Every Saturday back in the 1950s
when I was a young boy, I rode
with Mommie (my grandmother)
and my Uncle Homer
to visit my Uncle Walter. I never
knew him, only his grave.

Mommie carried fresh flowers
each visit. She would discard last
week’s droopy blossoms, rinse out
and refill the in-ground container
with fresh water, and then lovingly
arrange the new blooms. She always
knelt in the grass beside his grave,
even though she had arthritic knees.
She’d linger awhile, then return
to the car dabbing at her eyes
with a handkerchief. I wondered why
she cried week after week.

Uncle Homer would wait somewhat
impatiently in the car, fiddling with
the radio and glancing at his watch.
I explored the gravesites nearby,
wandering farther afield with time.
Mommie always lingered too long.

On the trip home came the reason
I accompanied them weekly.
A small grocery store-filling station
provided my reward – a RC cola,
into which I added a package of
Tom’s salted peanuts – a treat from
Mommie. It made the wait worthwhile.

When I asked Dad who my Uncle Walter
was, he grew pensive, spoke slowly,
“Walter was my best friend growing up.
He was your mother’s and your Uncle
Homer’s brother, Mommie’s son,
and he was the best man I ever knew.
He was Mommie’s favorite child.
Everyone who knew him liked him.
He would have had a great life.”

I thought of the boxed picture of a young
man in uniform, against the background
of an American flag neatly positioned
around it, proudly displayed on Mommie’s
living room mantel – the only image I ever
carried of my Uncle Walter.

I remember asking, “What happened to him?”
Dad replied, “World War II. World War II
happened to him. He volunteered to go
fight Hitler’s Nazis in order to preserve
America’s freedom. He only made it to
Bloody Omaha Beach on D-day. A mortar
shell fell directly on him, blowing him apart.
War takes the bravest, the best of a nation’s
young men, robbing the world of their future
contributions. Walter was one of those men.”

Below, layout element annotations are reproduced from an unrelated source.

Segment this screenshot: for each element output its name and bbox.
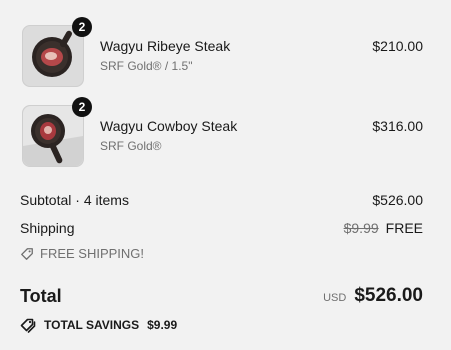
savings-label: TOTAL SAVINGS [44, 318, 140, 332]
shipping-label: Shipping [20, 220, 75, 236]
quantity-badge: 2 [72, 97, 92, 117]
total-row: Total USD $526.00 [20, 285, 423, 307]
savings-row: TOTAL SAVINGS $9.99 [20, 317, 423, 333]
shipping-original-price: $9.99 [343, 220, 379, 236]
currency-code: USD [323, 292, 347, 304]
product-variant: SRF Gold® [100, 139, 162, 153]
free-shipping-text: FREE SHIPPING! [40, 246, 145, 261]
skillet-steak-image [23, 26, 83, 86]
line-item: 2 Wagyu Cowboy Steak SRF Gold® $316.00 [20, 97, 423, 169]
line-item: 2 Wagyu Ribeye Steak SRF Gold® / 1.5" $2… [20, 17, 423, 89]
subtotal-value: $526.00 [372, 192, 423, 208]
total-amount: USD $526.00 [323, 285, 423, 307]
product-price: $210.00 [372, 38, 423, 54]
free-shipping-discount: FREE SHIPPING! [20, 246, 144, 261]
skillet-steak-image [23, 106, 83, 166]
product-name: Wagyu Cowboy Steak [100, 118, 238, 134]
product-image-cowboy: 2 [22, 97, 92, 167]
product-name: Wagyu Ribeye Steak [100, 38, 231, 54]
total-savings: TOTAL SAVINGS $9.99 [20, 317, 177, 333]
shipping-row: Shipping $9.99 FREE [20, 220, 423, 236]
quantity-badge: 2 [72, 17, 92, 37]
product-price: $316.00 [372, 118, 423, 134]
double-tag-icon [20, 318, 36, 333]
free-shipping-row: FREE SHIPPING! [20, 246, 423, 261]
shipping-price: $9.99 FREE [344, 220, 423, 236]
product-variant: SRF Gold® / 1.5" [100, 59, 193, 73]
total-value: $526.00 [354, 285, 423, 306]
subtotal-row: Subtotal · 4 items $526.00 [20, 192, 423, 208]
savings-value: $9.99 [147, 318, 178, 332]
shipping-value: FREE [385, 220, 423, 236]
total-label: Total [20, 285, 62, 306]
tag-icon [21, 247, 33, 260]
subtotal-label: Subtotal · 4 items [20, 192, 129, 208]
product-image-ribeye: 2 [22, 17, 92, 87]
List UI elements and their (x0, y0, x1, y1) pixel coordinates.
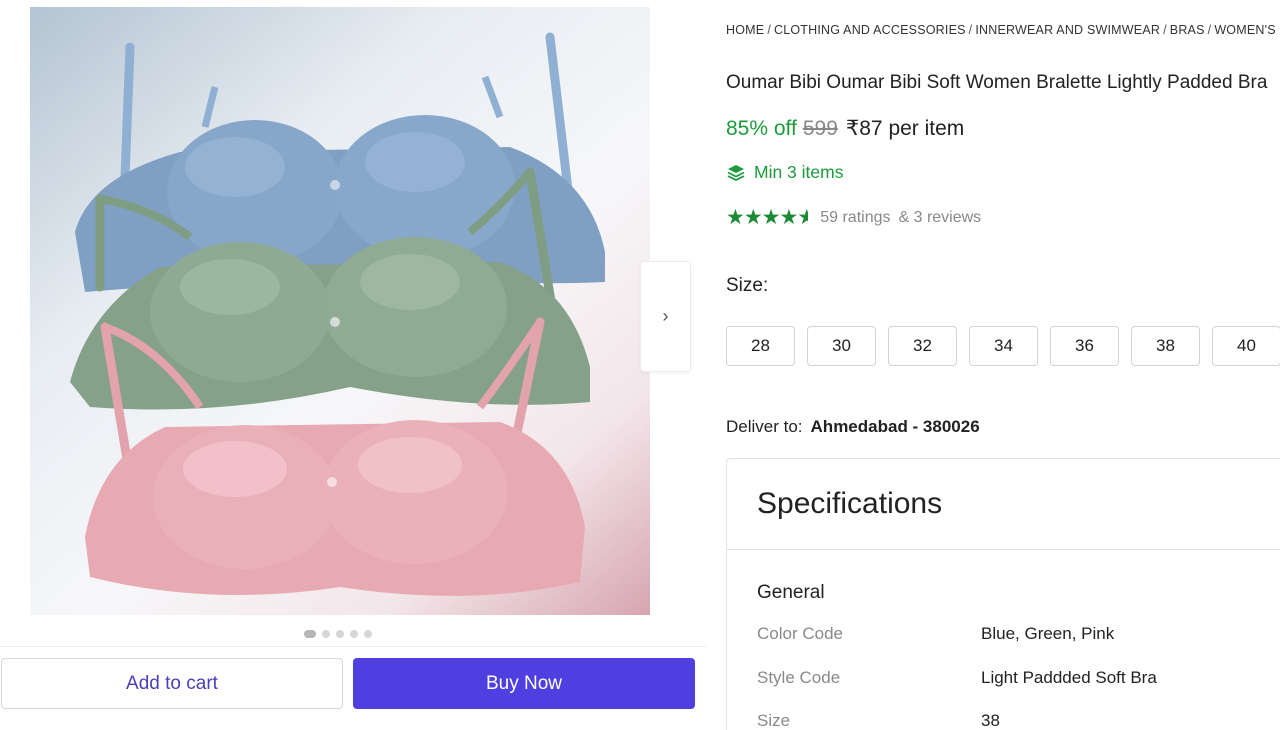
breadcrumb: HOME / CLOTHING AND ACCESSORIES / INNERWEAR … (726, 23, 1280, 37)
breadcrumb-separator: / (968, 23, 973, 37)
size-label: Size: (726, 275, 769, 296)
breadcrumb-clothing[interactable]: CLOTHING AND ACCESSORIES (774, 23, 966, 37)
size-option-32[interactable]: 32 (888, 326, 957, 366)
bra-product-photo (70, 32, 605, 596)
pagination-dot[interactable] (304, 630, 316, 638)
breadcrumb-separator: / (767, 23, 771, 37)
size-options: 28 30 32 34 36 38 40 (726, 326, 1280, 366)
specifications-title: Specifications (727, 459, 1280, 550)
spec-value: 38 (981, 711, 1000, 730)
rating-row: ★★★★★ 59 ratings & 3 reviews (726, 205, 981, 230)
pagination-dot[interactable] (350, 630, 358, 638)
spec-key: Style Code (757, 668, 841, 687)
size-option-30[interactable]: 30 (807, 326, 876, 366)
star-rating-icon: ★★★★★ (726, 206, 809, 229)
deliver-to-label: Deliver to: (726, 417, 803, 436)
product-details: HOME / CLOTHING AND ACCESSORIES / INNERWEAR … (726, 0, 1280, 730)
size-option-34[interactable]: 34 (969, 326, 1038, 366)
pagination-dot[interactable] (336, 630, 344, 638)
spec-key: Color Code (757, 624, 843, 643)
size-option-40[interactable]: 40 (1212, 326, 1280, 366)
pagination-dot[interactable] (364, 630, 372, 638)
size-option-36[interactable]: 36 (1050, 326, 1119, 366)
discount-label: 85% off (726, 117, 797, 140)
delivery-pincode: Ahmedabad - 380026 (810, 417, 980, 436)
reviews-count[interactable]: & 3 reviews (898, 209, 981, 227)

I recall thinking it strange that Uncle Walter
died at the beach. Then it occurred to me to ask,
“If he was blown up, what’s buried in his grave?”
Dad’s reply: “Nothing much but a lifetime of
memories and the love of those who knew him.”
I thought it odd that every Saturday we rode
to the cemetery for Mommie to cry, kneeling
beside an empty grave. Today I understand.